FRIENDS was also very concerned that Budget 2021 proposed to exempt media streaming services from the DST. We see no reason why such a carve out is justified, especially considering the enormous revenue impacts of this exemption. We suspect that this decision was made in light of sales taxes being applied to these streaming services. The government seems to be saying that business to business services will pay the DST because sales taxes are effectively nil after deductions, while business to consumer services must collect and remit sales taxes but are spared the DST in exchange. From the perspective of the streaming services and their lobbyists, this arrangement feels like a fair compromise. But Canadian citizens and Canadian companies competing in these markets understand that this is at best a tragic capitulation. At worst, it is an unspeakable betrayal of Canada’s national interest.

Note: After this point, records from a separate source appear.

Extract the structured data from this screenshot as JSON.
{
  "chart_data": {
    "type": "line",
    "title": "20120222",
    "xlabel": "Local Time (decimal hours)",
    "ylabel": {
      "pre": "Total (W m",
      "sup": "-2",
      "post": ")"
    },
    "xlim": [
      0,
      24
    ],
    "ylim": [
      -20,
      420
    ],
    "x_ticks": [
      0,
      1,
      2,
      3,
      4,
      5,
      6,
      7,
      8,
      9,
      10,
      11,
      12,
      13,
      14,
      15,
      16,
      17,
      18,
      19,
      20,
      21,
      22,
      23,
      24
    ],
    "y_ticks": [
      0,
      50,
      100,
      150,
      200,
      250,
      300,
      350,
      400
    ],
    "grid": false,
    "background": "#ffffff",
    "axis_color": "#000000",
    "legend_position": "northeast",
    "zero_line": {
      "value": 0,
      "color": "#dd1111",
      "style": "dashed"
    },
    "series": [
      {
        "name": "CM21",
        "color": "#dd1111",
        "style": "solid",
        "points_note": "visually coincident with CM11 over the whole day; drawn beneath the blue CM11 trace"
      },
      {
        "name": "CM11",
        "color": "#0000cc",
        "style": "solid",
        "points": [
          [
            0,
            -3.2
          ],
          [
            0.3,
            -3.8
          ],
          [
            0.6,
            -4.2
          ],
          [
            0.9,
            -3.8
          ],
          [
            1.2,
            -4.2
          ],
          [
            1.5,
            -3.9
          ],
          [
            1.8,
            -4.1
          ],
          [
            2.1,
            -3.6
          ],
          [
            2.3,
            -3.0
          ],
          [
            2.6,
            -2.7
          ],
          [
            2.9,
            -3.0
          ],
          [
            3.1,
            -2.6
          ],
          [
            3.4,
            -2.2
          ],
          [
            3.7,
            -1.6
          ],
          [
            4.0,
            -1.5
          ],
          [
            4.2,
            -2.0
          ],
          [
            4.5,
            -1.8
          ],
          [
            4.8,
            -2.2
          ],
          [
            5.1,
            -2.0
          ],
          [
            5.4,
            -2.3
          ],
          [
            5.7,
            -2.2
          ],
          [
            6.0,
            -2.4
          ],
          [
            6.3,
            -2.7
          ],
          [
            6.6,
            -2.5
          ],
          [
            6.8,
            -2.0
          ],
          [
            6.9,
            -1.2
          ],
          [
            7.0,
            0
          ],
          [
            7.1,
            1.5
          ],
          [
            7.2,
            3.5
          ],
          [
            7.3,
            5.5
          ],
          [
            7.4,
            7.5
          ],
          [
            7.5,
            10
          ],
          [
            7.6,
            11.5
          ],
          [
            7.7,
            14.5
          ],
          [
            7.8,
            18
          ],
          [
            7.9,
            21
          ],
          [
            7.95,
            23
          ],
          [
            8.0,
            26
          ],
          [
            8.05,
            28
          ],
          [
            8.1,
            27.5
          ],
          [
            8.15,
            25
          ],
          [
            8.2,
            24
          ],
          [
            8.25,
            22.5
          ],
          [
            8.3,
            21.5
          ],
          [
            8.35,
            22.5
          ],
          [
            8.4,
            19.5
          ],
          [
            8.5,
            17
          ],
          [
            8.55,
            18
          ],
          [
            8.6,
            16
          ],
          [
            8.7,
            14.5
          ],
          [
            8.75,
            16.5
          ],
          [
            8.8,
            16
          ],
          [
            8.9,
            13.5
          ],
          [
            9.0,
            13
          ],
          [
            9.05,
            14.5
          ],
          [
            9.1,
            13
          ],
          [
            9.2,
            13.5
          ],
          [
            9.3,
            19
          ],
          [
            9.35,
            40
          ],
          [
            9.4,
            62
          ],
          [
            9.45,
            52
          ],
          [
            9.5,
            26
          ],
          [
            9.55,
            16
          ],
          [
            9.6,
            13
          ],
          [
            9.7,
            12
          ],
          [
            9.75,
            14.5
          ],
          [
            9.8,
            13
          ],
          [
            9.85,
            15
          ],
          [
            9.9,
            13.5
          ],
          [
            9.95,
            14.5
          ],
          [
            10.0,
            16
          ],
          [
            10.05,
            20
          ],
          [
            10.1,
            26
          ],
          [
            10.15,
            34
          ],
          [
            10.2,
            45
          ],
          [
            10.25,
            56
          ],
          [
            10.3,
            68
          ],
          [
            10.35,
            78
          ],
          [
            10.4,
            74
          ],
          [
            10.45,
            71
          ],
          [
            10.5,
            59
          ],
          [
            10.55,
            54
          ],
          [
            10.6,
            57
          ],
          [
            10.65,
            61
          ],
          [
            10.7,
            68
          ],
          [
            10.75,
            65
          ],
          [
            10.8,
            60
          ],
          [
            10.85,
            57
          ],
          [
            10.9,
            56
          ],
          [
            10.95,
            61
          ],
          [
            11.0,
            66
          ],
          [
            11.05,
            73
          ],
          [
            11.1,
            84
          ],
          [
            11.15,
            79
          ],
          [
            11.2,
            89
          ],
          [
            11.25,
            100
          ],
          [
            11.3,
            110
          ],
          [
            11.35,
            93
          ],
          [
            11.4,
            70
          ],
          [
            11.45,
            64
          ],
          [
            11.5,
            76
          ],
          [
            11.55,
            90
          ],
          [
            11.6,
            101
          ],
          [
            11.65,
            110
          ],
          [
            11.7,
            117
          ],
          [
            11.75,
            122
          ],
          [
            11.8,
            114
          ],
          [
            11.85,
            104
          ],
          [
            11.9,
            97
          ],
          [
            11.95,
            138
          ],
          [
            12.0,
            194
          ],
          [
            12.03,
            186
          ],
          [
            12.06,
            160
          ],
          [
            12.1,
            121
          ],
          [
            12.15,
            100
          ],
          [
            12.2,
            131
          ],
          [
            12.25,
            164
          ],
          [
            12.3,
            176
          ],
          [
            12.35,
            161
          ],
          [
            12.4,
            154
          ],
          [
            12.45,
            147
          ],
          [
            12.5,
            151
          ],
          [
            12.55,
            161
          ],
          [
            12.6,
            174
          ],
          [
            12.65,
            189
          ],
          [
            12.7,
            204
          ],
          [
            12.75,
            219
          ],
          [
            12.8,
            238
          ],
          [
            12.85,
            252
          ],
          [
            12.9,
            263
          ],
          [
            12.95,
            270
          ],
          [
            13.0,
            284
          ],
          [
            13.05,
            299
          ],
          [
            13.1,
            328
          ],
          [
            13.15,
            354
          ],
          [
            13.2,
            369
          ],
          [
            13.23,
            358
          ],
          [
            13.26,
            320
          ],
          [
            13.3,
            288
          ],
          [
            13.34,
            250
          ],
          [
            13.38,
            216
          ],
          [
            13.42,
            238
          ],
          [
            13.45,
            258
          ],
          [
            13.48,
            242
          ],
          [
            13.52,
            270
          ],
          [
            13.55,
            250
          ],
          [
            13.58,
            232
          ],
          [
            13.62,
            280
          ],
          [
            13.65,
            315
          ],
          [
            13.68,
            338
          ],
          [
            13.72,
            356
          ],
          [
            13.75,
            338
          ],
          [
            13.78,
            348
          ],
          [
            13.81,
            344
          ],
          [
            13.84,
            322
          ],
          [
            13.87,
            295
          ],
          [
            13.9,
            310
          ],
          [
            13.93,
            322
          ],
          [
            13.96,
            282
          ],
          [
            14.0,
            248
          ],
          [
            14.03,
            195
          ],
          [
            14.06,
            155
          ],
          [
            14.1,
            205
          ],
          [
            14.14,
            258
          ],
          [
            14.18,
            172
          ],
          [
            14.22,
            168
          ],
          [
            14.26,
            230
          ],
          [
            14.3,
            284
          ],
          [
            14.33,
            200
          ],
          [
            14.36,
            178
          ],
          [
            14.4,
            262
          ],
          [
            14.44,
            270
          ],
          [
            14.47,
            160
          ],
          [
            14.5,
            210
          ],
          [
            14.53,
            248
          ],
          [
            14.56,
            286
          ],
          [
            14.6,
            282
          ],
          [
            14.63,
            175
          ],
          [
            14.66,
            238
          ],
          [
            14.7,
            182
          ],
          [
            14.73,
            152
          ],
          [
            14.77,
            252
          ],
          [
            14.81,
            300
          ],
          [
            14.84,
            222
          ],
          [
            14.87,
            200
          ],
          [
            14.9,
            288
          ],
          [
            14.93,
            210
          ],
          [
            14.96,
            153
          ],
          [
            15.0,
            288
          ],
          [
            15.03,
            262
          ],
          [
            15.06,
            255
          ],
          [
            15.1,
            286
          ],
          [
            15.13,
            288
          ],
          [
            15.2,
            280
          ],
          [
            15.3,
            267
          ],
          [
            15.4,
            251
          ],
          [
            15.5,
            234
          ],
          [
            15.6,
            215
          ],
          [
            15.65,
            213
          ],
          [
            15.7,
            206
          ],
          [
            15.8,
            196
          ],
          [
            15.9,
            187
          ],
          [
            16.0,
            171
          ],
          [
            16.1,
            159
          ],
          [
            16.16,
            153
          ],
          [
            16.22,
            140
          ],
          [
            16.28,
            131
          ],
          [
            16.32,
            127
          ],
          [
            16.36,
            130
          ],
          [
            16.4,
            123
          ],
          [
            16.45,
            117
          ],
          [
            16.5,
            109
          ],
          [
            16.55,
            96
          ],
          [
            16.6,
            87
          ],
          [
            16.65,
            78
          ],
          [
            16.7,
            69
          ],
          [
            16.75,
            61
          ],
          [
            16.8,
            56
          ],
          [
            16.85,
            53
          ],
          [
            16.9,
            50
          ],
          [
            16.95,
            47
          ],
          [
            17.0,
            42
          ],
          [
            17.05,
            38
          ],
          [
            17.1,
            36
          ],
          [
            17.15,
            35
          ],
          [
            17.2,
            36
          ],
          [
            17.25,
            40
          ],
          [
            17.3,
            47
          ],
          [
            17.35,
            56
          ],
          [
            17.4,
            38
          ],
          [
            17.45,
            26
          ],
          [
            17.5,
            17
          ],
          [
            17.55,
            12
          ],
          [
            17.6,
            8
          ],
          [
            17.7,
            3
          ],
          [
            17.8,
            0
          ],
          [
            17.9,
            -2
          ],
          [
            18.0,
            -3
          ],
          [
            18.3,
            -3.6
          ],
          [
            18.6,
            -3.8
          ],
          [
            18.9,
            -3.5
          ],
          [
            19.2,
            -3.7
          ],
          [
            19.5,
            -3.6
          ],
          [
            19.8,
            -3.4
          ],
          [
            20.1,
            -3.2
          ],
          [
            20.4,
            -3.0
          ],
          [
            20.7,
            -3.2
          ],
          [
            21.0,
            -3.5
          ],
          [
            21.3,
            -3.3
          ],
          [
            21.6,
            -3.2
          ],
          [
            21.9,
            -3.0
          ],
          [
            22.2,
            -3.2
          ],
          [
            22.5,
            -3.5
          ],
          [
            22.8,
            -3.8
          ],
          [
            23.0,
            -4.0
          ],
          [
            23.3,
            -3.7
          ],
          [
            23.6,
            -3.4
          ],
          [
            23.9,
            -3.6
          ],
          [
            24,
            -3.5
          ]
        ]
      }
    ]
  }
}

You are no doubt aware that Canadian business to consumer services must collect and remit sales taxes and pay corporate income taxes. Why should their foreign counterparts be treated any differently? As above, this proposal would convert a sin of omission into a sin of commission, entrenching preferential treatment for foreign digital services into law. A confidently sovereign state would never abide such a submissive, unjust, and unduly expensive tax policy. Canadians deserve a more fair, sovereign approach: the type of policy befitting a confidently sovereign country.